The article on encoding can refer to:
Baidu's page is gb2312, URL encoding nature is also from the GB conversion, such as "one" the word, Baidu conversion results are D2%BB, and from Utf-8 conversion to the result is%e4%b8%80 such as Google (GB is 2 byte encoding, Utf-8 is 3 bytes variable length encoding)
You can use JavaScript encodeURI and decodeURI to get these results, and you can set the page code to see the different results.
Search on the Internet, also did not find a ready-made conversion procedures, had to write their own. Fortunately, there is no shortage of gb-utf on the Internet, modified a bit can be used: gb-utf.txt
This table is a 16-byte encoding to the UTF, rather than a byte encoding.
In JavaScript, Escape and unescape are converted into 16 encoding, so the conversion of GB to UTF Chinese characters is: encodeURI ("GB characters"), to find the UTF in the comparison table of the 16 coding, unescape (" 16 UTF Code "), get UTF Chinese characters.
The middle of that step is the most critical, my conversion only used this step, the other two direct calls to the two functions on it. The following is a translator:
function Gencodestr () {
var codere = new RegExp ("' (. *) ': ' (. *) '", "GI");
var tempstr,codestr = "";
var myreader = new Reader ();
Myreader.loadfile (' inc/gb2312_utf.txt '); change this to your table. The path to deposit
while (!myreader.fstream.atendofline) {
TempStr = new String (MyReader.fStream.readLine ());
Codestr + = Tempstr.replace (Codere, "$") + ":" + tempstr.replace (Codere, "$") + ":";
}
Application ("codeData") = Codestr;
}
function Getcodestr () {
var codestr = new String (Application ("CodeData"));
if (Codestr.indexof ("%a1%a1") = = 1) {
Gencodestr ();
}
return new String (Application ("CodeData"));
}
function Gb2utf (GBSTR) {
var codestr = Getcodestr ();
var codere = new RegExp (%.. %..) "," GI ");
var replacere = new RegExp (%.. %..) "," I ");
var Gbcode;
var Utfcode;
var Gbstart;
while ((Codere.lastindex < Gbstr.length) && Replacere.test (gbstr)) {
Codere.exec (GBSTR);
Gbcode = new String (regexp.$1);
Gbstart = new Number (Codestr.indexof (Gbcode.tolowercase ()));
var utfstart = 0;
if (Gbstart!=-1) {
utfstart= Gbstart + 7;
Utfcode = codestr.substring (Utfstart,utfstart + 6);
}else{
Utfcode = "%u3000";
}
Gbstr = Gbstr.replace (Replacere,utfcode);
}
return gbstr;
}
function Reader () {//class reader ()
THIS.FSO; Private FSO
This.furi; Private Furi
This.fstream; Private FStream
try{
This.fso = new ActiveXObject ("Scripting.FileSystemObject");
}catch (Exception) {
Throw exception;
}
This.loadfile = function (file) {//public loadfile (file)
This.furi = Server.MapPath (file);
var fstream = fso.
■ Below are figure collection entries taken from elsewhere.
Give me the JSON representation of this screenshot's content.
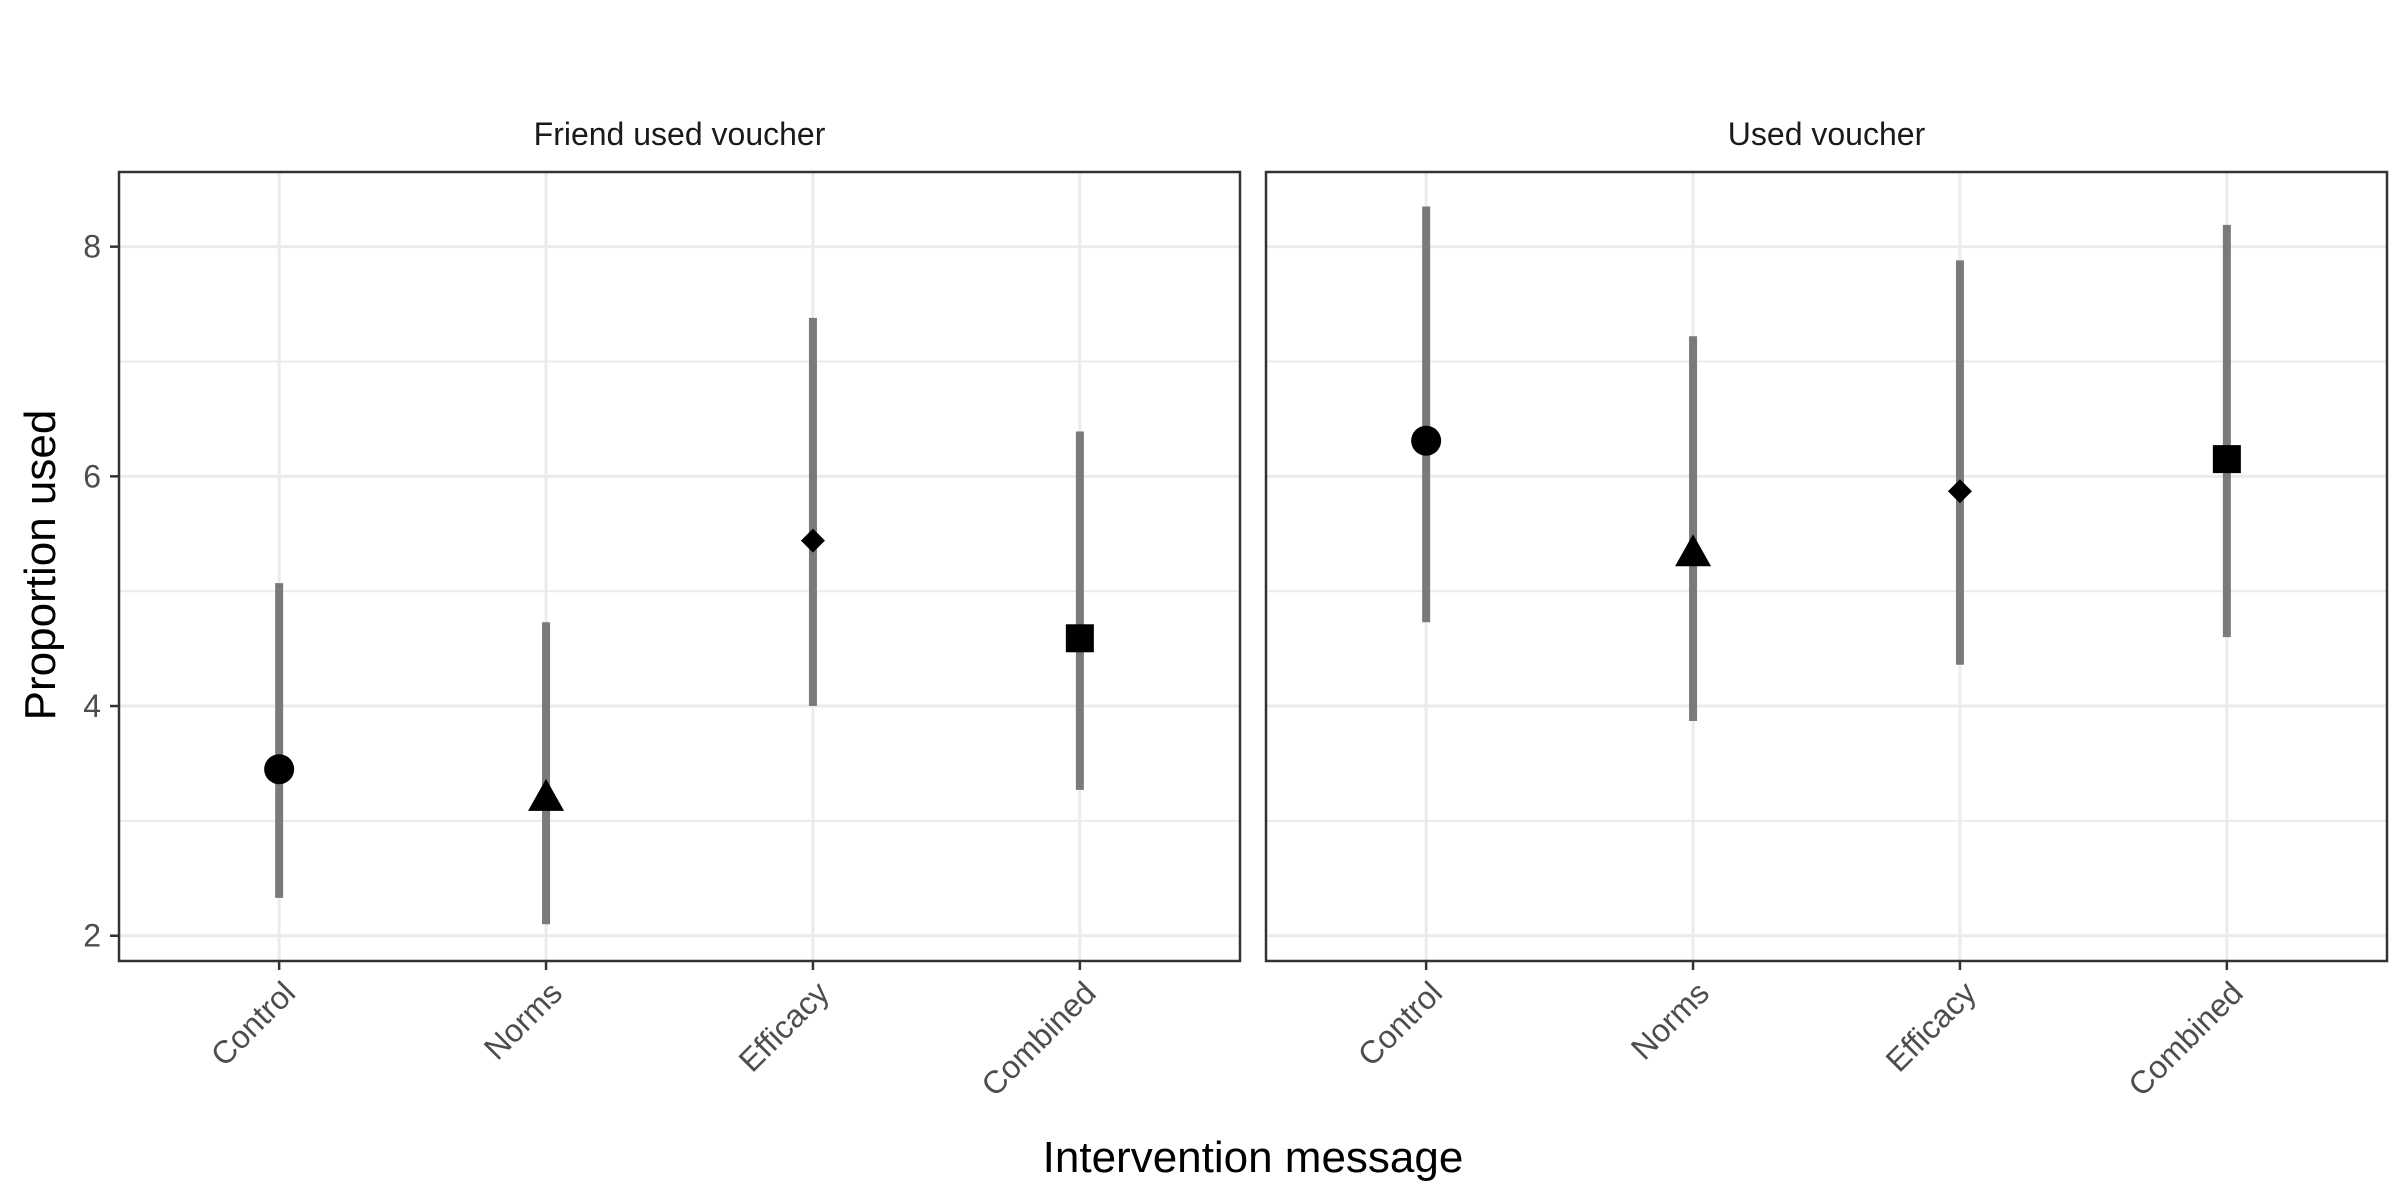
{
  "chart_data": {
    "type": "scatter",
    "xlabel": "Intervention message",
    "ylabel": "Proportion used",
    "categories": [
      "Control",
      "Norms",
      "Efficacy",
      "Combined"
    ],
    "ylim": [
      1.78,
      8.65
    ],
    "yticks": [
      2,
      4,
      6,
      8
    ],
    "grid": true,
    "legend": "none",
    "colors": {
      "point": "#000000",
      "errorbar": "#7a7a7a",
      "grid": "#ebebeb",
      "panel_border": "#333333"
    },
    "panels": [
      {
        "title": "Friend used voucher",
        "series": [
          {
            "category": "Control",
            "y": 3.45,
            "ymin": 2.33,
            "ymax": 5.07,
            "shape": "circle"
          },
          {
            "category": "Norms",
            "y": 3.2,
            "ymin": 2.1,
            "ymax": 4.73,
            "shape": "triangle"
          },
          {
            "category": "Efficacy",
            "y": 5.44,
            "ymin": 4.0,
            "ymax": 7.38,
            "shape": "diamond"
          },
          {
            "category": "Combined",
            "y": 4.59,
            "ymin": 3.27,
            "ymax": 6.39,
            "shape": "square"
          }
        ]
      },
      {
        "title": "Used voucher",
        "series": [
          {
            "category": "Control",
            "y": 6.31,
            "ymin": 4.73,
            "ymax": 8.35,
            "shape": "circle"
          },
          {
            "category": "Norms",
            "y": 5.33,
            "ymin": 3.87,
            "ymax": 7.22,
            "shape": "triangle"
          },
          {
            "category": "Efficacy",
            "y": 5.87,
            "ymin": 4.36,
            "ymax": 7.88,
            "shape": "diamond"
          },
          {
            "category": "Combined",
            "y": 6.15,
            "ymin": 4.6,
            "ymax": 8.19,
            "shape": "square"
          }
        ]
      }
    ]
  }
}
CreateTextFile (Tfolder,true,false);
Fstream.writeline (' Test ');
if (this.fso.fileExists (This.furi)) {
This.fstream = This.fso.openTextFile (This.furi);
}else{
Response.Write (' File dos not exist ');
}
}
This.readlinen = function (num) {
var i = 1;
while (i < num &&!this.fstream.atendofline) {
This.fStream.skipLine ();
i++
}
return This.fStream.readLine ();
}
This.closefile = function () {
Fstream.close ();
Fso. Close;
}
}
The comparison table is Gb-utf.txt, you can change your own reading path. Also note that the above program needs to be run on the server side because it involves file operations.